Yes, they're complementary. A mild repetition_penalty (around 1.1) applied globally combined with this processor for field-scoped ngram control can work well. Just avoid stacking both aggressively — the double constraint can over-suppress and degrade output quality. When combining, lean toward a larger ngram_size (4–5) to give the penalty room to work.

Q: Wouldn't fixing the training data solve this without inference-time hacks?

Ideally, yes. In practice, data cleaning alone rarely eliminates this completely, especially with small fine-tuning datasets. Inference-time control and training data quality are complementary. Work on both in parallel rather than treating one as a substitute for the other.

Q: Won't a large ngram_size remove all side effects?

As ngram_size increases, side effects decrease — but so does the suppression effect. Above 6, the processor has almost no impact on repetitive outputs. Use debug mode to observe which specific repeated patterns are appearing, then find the minimum effective ngram_size that suppresses them.

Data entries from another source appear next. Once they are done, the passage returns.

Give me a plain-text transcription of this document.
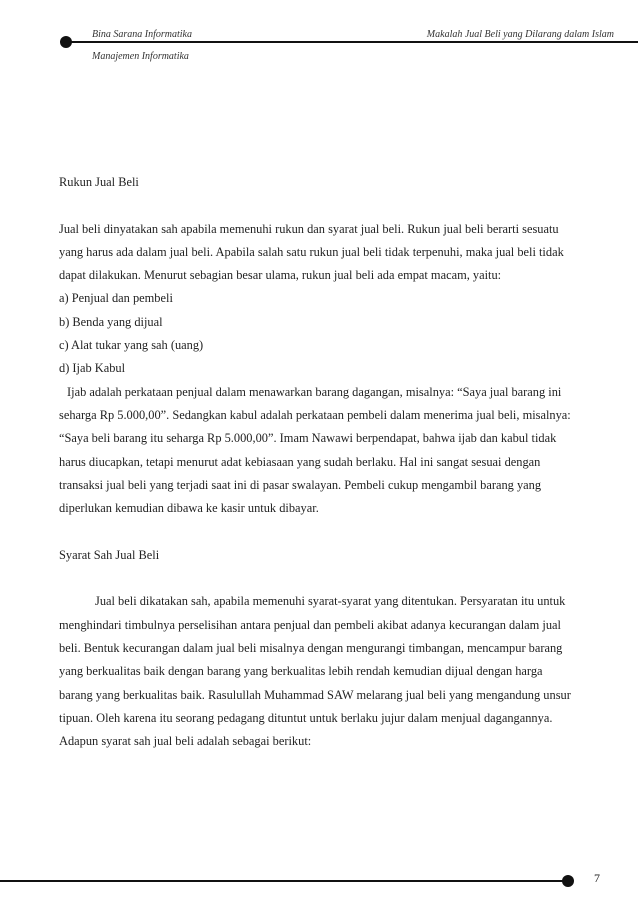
Bina Sarana Informatika
Manajemen Informatika
Makalah Jual Beli yang Dilarang dalam Islam

Rukun Jual Beli

Jual beli dinyatakan sah apabila memenuhi rukun dan syarat jual beli. Rukun jual beli berarti sesuatu

yang harus ada dalam jual beli. Apabila salah satu rukun jual beli tidak terpenuhi, maka jual beli tidak

dapat dilakukan. Menurut sebagian besar ulama, rukun jual beli ada empat macam, yaitu:

a) Penjual dan pembeli

b) Benda yang dijual

c) Alat tukar yang sah (uang)

d) Ijab Kabul

Ijab adalah perkataan penjual dalam menawarkan barang dagangan, misalnya: “Saya jual barang ini

seharga Rp 5.000,00”. Sedangkan kabul adalah perkataan pembeli dalam menerima jual beli, misalnya:

“Saya beli barang itu seharga Rp 5.000,00”. Imam Nawawi berpendapat, bahwa ijab dan kabul tidak

harus diucapkan, tetapi menurut adat kebiasaan yang sudah berlaku. Hal ini sangat sesuai dengan

transaksi jual beli yang terjadi saat ini di pasar swalayan. Pembeli cukup mengambil barang yang

diperlukan kemudian dibawa ke kasir untuk dibayar.

Syarat Sah Jual Beli

Jual beli dikatakan sah, apabila memenuhi syarat-syarat yang ditentukan. Persyaratan itu untuk

menghindari timbulnya perselisihan antara penjual dan pembeli akibat adanya kecurangan dalam jual

beli. Bentuk kecurangan dalam jual beli misalnya dengan mengurangi timbangan, mencampur barang

yang berkualitas baik dengan barang yang berkualitas lebih rendah kemudian dijual dengan harga

barang yang berkualitas baik. Rasulullah Muhammad SAW melarang jual beli yang mengandung unsur

tipuan. Oleh karena itu seorang pedagang dituntut untuk berlaku jujur dalam menjual dagangannya.

Adapun syarat sah jual beli adalah sebagai berikut:

7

This article documents first-hand results from applying this processor to a fine-tuned Qwen model for JSON generation. Behavior may vary depending on your base model, fine-tuning dataset, and generation parameters — use debug mode and empirically validate in your specific environment.


Conclusion

Repetition hallucinations in fine-tuned LLMs are a well-known pain point, and the standard solutions (repetition_penalty, no_repeat_ngram_size) apply blunt global constraints that often cause as many problems as they solve. The custom LogitsProcessor approach described here solves the problem at the right scope: control is applied exactly where the issue occurs, and nowhere else.

The broader pattern — decode the current position in a structured output and apply conditional constraints — is reusable. If your model generates structured data, templates, or any output with a defined schema, this architecture gives you a reliable way to add fine-grained generation control without retraining.